It could have jack shit to do with decorating. Maybe it's the money.
Or maybe he hates shopping. If you want to make me super irritable and annoyed, just get out some fabric swatches and then start a discussion about the pros and cons of each piece, If we go with the cream, should we get the maroon? Or maybe the hunter green? But tweed would hold up better, so it's more practical. But would that go with the carpet? And what about cotton versus polyester? Or maybe we should try hemp? Or would that make us seem like posers? Or a friend suggested bamboo, it's more environmentally sound, but it might be more expensive, and it comes it a different color palette, so that's a factor, but natural fibers do breathe better....

And on and on and on....

Sorry @charmooney, but I suspect I'd be just as bad as your husband.

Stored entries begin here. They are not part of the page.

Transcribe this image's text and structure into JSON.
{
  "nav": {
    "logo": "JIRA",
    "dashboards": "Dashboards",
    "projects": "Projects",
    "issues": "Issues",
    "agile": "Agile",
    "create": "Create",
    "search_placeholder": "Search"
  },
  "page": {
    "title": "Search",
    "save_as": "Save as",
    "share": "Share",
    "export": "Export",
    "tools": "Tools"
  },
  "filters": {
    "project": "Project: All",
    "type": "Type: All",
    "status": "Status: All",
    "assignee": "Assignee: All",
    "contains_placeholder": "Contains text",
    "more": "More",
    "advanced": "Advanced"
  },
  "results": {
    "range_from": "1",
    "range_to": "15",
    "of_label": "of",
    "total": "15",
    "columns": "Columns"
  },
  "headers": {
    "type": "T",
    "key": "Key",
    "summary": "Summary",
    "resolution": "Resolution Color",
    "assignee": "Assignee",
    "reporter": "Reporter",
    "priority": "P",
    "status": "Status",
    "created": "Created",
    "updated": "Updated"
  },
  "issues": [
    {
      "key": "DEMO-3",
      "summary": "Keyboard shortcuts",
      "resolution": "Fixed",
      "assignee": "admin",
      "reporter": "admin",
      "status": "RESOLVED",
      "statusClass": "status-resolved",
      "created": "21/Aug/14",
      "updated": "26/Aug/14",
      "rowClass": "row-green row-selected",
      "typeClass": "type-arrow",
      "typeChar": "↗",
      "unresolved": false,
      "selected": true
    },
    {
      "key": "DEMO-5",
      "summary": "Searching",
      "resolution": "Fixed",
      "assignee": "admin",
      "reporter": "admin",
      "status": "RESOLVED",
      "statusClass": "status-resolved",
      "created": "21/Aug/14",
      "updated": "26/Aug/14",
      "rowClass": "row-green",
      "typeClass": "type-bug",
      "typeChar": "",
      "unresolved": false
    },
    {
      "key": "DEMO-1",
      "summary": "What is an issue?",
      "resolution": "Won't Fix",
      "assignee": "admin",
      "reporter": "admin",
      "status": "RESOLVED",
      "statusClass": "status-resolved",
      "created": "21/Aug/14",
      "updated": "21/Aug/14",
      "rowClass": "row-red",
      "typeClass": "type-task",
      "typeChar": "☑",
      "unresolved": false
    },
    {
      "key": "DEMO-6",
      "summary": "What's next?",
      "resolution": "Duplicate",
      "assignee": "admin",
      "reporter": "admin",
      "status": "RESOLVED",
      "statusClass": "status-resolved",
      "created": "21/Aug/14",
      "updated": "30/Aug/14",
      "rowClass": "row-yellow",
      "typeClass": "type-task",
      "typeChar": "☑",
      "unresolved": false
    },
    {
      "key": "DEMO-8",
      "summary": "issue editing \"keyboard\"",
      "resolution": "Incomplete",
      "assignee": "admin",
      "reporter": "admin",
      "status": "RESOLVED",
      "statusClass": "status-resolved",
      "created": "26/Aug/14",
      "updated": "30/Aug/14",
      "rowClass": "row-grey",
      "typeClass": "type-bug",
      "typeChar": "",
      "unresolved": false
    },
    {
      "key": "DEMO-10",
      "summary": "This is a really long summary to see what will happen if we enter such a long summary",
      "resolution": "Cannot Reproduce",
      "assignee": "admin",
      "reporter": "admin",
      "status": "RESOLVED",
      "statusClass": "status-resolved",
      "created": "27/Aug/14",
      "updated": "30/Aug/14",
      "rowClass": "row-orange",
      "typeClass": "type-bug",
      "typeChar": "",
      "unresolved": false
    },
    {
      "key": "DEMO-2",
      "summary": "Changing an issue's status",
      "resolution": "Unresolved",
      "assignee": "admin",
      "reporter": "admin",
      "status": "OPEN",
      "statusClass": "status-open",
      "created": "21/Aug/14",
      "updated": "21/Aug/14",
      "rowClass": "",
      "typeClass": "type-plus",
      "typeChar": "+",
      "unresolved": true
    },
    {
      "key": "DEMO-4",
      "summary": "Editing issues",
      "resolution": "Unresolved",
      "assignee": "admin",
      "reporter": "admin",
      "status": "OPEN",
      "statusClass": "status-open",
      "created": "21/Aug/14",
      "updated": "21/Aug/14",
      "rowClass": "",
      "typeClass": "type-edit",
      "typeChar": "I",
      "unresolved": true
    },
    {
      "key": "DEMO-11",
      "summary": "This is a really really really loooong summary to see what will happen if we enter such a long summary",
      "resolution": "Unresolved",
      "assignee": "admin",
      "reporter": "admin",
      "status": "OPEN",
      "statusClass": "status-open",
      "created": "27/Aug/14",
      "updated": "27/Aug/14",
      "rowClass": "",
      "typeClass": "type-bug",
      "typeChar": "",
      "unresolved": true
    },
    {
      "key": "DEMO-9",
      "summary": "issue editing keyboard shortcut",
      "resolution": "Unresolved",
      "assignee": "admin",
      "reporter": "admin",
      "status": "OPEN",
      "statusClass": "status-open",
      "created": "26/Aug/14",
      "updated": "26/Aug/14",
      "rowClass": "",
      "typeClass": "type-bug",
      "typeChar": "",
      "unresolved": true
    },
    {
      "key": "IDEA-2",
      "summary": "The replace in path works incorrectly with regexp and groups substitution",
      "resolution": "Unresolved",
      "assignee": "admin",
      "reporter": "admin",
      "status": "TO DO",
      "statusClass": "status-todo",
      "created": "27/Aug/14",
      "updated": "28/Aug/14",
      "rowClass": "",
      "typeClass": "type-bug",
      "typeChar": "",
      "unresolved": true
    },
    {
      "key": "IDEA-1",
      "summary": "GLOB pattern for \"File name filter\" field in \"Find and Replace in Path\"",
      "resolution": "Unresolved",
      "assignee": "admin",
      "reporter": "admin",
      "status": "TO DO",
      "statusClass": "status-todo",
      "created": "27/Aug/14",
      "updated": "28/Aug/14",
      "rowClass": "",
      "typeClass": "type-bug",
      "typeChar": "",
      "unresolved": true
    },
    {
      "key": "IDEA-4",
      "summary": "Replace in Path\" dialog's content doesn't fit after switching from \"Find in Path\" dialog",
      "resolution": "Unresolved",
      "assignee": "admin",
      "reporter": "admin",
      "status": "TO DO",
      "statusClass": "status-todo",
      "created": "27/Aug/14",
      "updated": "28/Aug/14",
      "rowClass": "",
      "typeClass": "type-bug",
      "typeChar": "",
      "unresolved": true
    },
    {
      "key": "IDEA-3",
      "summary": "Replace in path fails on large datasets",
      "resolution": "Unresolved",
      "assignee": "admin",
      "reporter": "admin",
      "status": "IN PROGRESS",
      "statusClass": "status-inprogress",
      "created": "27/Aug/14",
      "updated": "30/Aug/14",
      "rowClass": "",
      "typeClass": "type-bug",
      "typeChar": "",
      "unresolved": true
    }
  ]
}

After about ten minutes my self control will be gone and I'll be ready to explode. I have no clue, no interest, and no patience for it. I do have a sense for a general feel that I like in a room- simple, clean, uncluttered, some warm colors, good lighting, comfortable seating. Maybe he could give you general guidelines like that? And don't make him talk about it for very long. If he is like me, he'll be done after 90 seconds or so. Really, after that I'm done.

I suggest keeping him far, far away from paint chips, fabric swatches, and their ilk.